Why Hiroshima speech will mean so much to President Obama
Modes of thought
In Hiroshima, President Obama could knit together two major themes of his foreign policy: nuclear disarmament and the imperative to reach out to enemies.
Washington — President Obama’s decision to visit Hiroshima offers a neat bookend for a president with a penchant for symbolism and a former law professor with a soft spot for the teachable moment.
Seven years after his first major foreign policy speech offered a vision of a world free of nuclear weapons, Mr. Obama will underscore the enduring importance of that goal on May 27. He will become the first sitting United States president to visit Hiroshima.
But early indications are that he could also use the moment to drive home a deeper lesson: how the profound evolution in the US-Japan relationship since World War II shows that former arch enemies can become allies with a shared vision for peace and security.
Both points are fundamental to Obama’s worldview and have intertwined on the Iran nuclear deal – arguably the most significant foreign policy achievement of Obama’s two terms. For those reasons, the visit to Hiroshima will almost certainly become a key piece of the Obama legacy, but it will also underline how much more remains to be done.

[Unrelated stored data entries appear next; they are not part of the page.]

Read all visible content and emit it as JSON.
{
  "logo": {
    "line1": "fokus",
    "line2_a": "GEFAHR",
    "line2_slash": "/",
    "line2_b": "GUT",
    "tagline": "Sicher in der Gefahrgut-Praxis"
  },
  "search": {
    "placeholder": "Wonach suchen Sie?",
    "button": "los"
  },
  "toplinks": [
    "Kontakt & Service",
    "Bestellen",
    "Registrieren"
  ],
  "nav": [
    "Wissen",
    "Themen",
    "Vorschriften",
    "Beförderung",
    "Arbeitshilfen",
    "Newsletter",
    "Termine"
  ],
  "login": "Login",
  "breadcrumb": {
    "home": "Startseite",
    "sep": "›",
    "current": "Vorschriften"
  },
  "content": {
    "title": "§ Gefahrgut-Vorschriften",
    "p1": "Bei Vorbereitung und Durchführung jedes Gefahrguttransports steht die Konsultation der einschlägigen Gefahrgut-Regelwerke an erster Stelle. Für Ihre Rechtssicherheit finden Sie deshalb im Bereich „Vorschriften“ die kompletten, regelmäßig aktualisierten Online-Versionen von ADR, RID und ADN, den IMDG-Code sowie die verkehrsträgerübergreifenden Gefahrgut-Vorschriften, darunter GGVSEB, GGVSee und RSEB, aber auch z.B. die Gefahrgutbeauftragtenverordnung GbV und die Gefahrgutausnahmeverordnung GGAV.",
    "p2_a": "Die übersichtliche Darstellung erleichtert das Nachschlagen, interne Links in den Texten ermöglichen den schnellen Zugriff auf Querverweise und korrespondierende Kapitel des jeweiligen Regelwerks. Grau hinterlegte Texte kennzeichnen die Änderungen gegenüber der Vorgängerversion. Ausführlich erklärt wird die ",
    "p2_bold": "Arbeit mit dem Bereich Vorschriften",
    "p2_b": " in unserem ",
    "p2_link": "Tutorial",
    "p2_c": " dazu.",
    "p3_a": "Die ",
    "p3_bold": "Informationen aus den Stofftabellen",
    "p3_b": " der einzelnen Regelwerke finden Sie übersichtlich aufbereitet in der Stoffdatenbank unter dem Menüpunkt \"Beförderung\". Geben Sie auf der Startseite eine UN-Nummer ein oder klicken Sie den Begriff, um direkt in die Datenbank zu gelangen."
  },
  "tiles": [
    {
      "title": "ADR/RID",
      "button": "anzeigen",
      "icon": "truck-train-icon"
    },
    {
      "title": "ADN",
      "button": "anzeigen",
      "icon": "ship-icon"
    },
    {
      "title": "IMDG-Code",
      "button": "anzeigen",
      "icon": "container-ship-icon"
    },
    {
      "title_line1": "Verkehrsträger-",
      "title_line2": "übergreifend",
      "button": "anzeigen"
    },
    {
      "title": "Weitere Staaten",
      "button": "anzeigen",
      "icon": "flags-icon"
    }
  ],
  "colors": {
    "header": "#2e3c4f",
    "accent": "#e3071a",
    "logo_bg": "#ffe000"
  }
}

“President Obama has already established that he is personally deeply committed to seeing that nuclear weapons are never used again, so the test for him in Hiroshima is going to be if he can and will put forward some positive proposals for the next steps for reaching that goal of a nuclear–weapons-free world,” says Daryl Kimball, executive director of the Arms Control Association in Washington. “If he can do that, it will make this a significant visit, instead of just a historic and symbolic one.”
The decision to visit Hiroshima has been an aspiration of Obama’s since he took office. On his first visit to Japan as president in 2009, Obama floated the idea of visiting either Hiroshima or Nagasaki, the two cities hit by US atomic bombs in 1945.
“The memories of Hiroshima and Nagasaki are etched in the minds of the world, and I would be honored to have the opportunity to visit those cities at some point during my presidency,” Obama said then.
The visit later this month will come during a previously planned trip to Japan and Vietnam.
Some critics blast as the visit as tantamount to an “apology tour.” Obama sees it as an opportunity to reaffirm the themes he first offered in April 2009 in Prague.
The difficulty of ridding the world of nuclear arsenals does not mean the world should give up on disarmament, he is likely to say. And as the sole country ever to use an atomic bomb in war, the US has a “moral responsibility” to “act” – as Obama said in Prague – to rid the world of nuclear weapons.
Obama’s disarmament efforts have been hard. He can point to a new START Treaty with Russia, a Nuclear Security Summit process targeting “loose” nuclear materials, and the controversial Iran nuclear deal as achievements, Mr. Kimball says.
But heightened tensions between the US and Russia – the countries with the largest nuclear arsenals – and North Korea’s “unrestrained” nuclear program present roadblocks.
Indeed, some foreign policy analysts say the prospects for further progress in the waning months of the Obama presidency are remote. Obama would better use his time to underscore how two former enemies are now allied in defending global freedoms in a world of creeping authoritarianism, they say.
Obama should “stand by” Japanese Prime Minister Shinzo Abe “and reflect on our ability to move past the gaping wounds of war,” writes Michael Austin, a Japan and Asian security expert at the American Enterprise Institute in Washington, on the think tank’s website.
He should “laud the long record of partnership among democratic nations that emerged from the ashes of war” while also reaffirming “the liberal world’s commitment to preserving and defending today’s precarious global order.”
There are indications Obama might do that.
“[Obama] will not revisit the decision to use the atomic bomb at the end of World War II,” wrote Ben Rhodes, White House deputy national security adviser, on the Medium website. “Instead, he will offer a forward-looking vision focused on our shared future.”
But it seems unlikely that a president with a flair for the symbolic – and one who received the Nobel Peace Prize his first year in office in part for his call for a world free of nuclear weapons – will forgo the opportunity to touch up his nuclear-free vision when he finally visits Hiroshima.